伝説の投資家ポール・チューダー・ジョーンズ氏が、株式に対しては慎重な姿勢を見せつつ、金(ゴールド)とビットコイン(BTC)に対しては強気であると明らかにした。

その主な理由として彼が挙げるのは、イスラエルとハマスとの間の対立がエスカレートする可能性と、米国の財政状況が芳しくないことだ。チューダー氏のコメントには含まれていなかったが、逆イールドもまた、投資家が考慮すべき重要な要素となるだろう。

地政学要因が不確実性を悪化させる

CNBCとの最近のインタビューで、ジョーンズ氏は市場の不確実性を判断する際、イスラエル・パレスチナ紛争を注視している理由を挙げた。同氏によれば、事態がさらに悪化すれば、金融市場においてリスク回避の態度が優勢になるというものだ。

地政学的な緊張が短期間でエスカレートする可能性にもかかわらず、主要な米国の株式指数は今週の最初の2営業日で上昇を記録している。もしジョーンズ氏の見解が正しければ、このラリーはおそらく短命に終わるだろう。

ダウ工業株30種平均、QQQ、SPYの5日間のチャート Source: TradingView

イールドカーブは依然として逆転

歴史的に見て、景気後退の最も大きな予兆の一つがイールドカーブだ。1955年以降のすべての景気後退は、2年物国債と10年物国債のイールドカーブの逆転が起こっている。

7月には、米国債の2年物と10年物のイールドカーブが109.5ベーシスポイント(BPS)という低水準に達した。この水準は1981年以来見られていない。この反転が以降急速に拡大しているが、短期債から見ると状況は依然として厳しい。

現在、1ヶ月物と3ヶ月物の米国債の利回りは約5.5%を示しており、2年物は約4.96%、10年物は4.65%となっている。つまり、2年物と10年物のカーブは31BPS逆転している。

フラットなイールドカーブは、銀行が低金利で資金を借り入れ、高金利で貸し出す能力を制限するため、銀行の利益を圧迫する。これにより貸し出し活動が制約され、結果的に経済の減速が引き起こされる。また、投資家が短期債を売却し、利回りを上げることで、経済の短期的な将来に対する楽観的な見方が減少することを意味する。

また、連邦準備制度理事会(FRB)がインフレを抑制するために、現代史上最速のペースで金利を引き上げる試みも一因となっている。高金利は銀行システムに追加のストレスを生み出し、今年だけでシグネチャーバンク、ファースト・リパブリック・バンク、シリコンバレーバンクといった米国史上最大級の銀行破綻の4つのうち3つが発生している。

市場関係者の中には、インフレがFRBにとって望ましい水準にまで下がらなくても、今後の経済的なダメージを防ぐために、早ければ2024年初頭に金利を下げ始める必要があると予想する者もいる。
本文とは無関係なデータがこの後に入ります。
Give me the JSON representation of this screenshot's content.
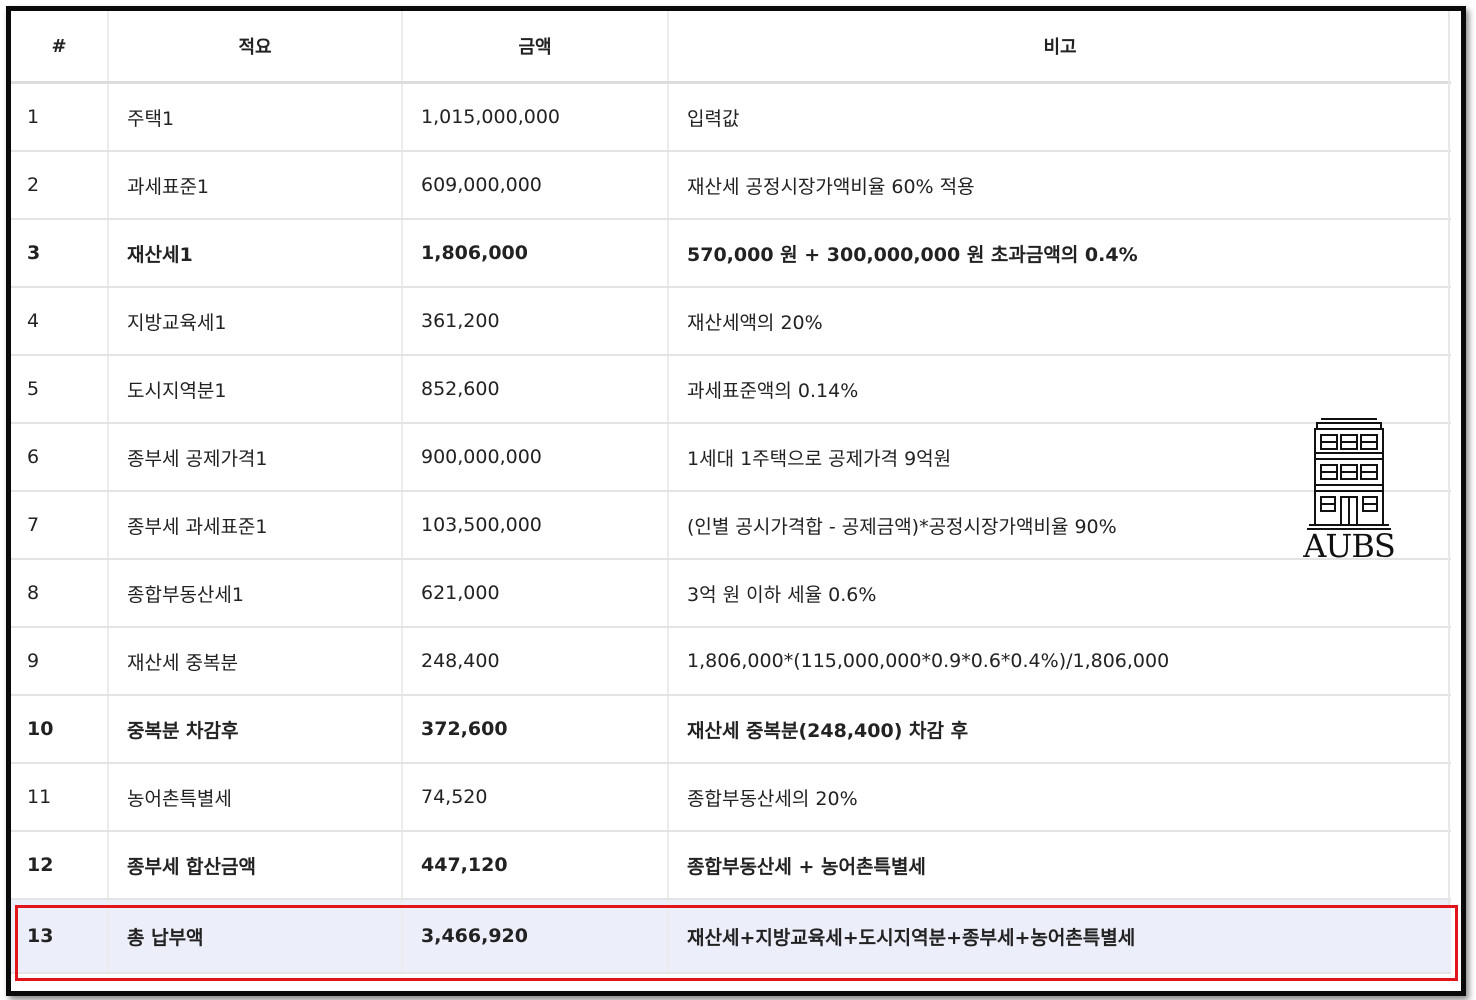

金融政策の緩和とそれに伴う流動性の増加は、仮想通貨市場にとって強気の要因となり得る。もし2024年のビットコイン半減期に向けて金利が下落すれば、大きな市場の動きが見られる可能性がある。

2s/10s chart, 1983 - present. Source: Markets.businessinsider.com

ビットコインと金は依然として安全資産

この混乱の中で、金とビットコインは強さを保っている。BTCは過去2営業日で2%下落し、過去5日間では横ばいだが、金は同じ期間で2%上昇している。

ポール・チューダー・ジョーンズ氏は金とビットコインについての自身の立場を次のようにまとめている。

「私は株を愛することはできないが、ビットコインと金は愛している」と彼は語った。

この億万長者は公に、BTCへの5%の配分を維持しており、不確実な時期における安全な避難先として金とBTCを見ている。ジョーンズ氏は2020年のCOVIDパンデミックのロックダウン中に、BTCへの1%の配分を行ったことを初めて公表した。

金とビットコインの5日チャート. Source: TradingView.

すべてを考慮に入れると、ポール・チューダー・ジョーンズ氏の見解が正しい可能性がある。彼の株式に対する慎重な見通しが的中するか、あるいは最近の出来事にもかかわらず何とかリスクオンのセンチメントが優勢になるか、時間が経てば明らかにするだろう。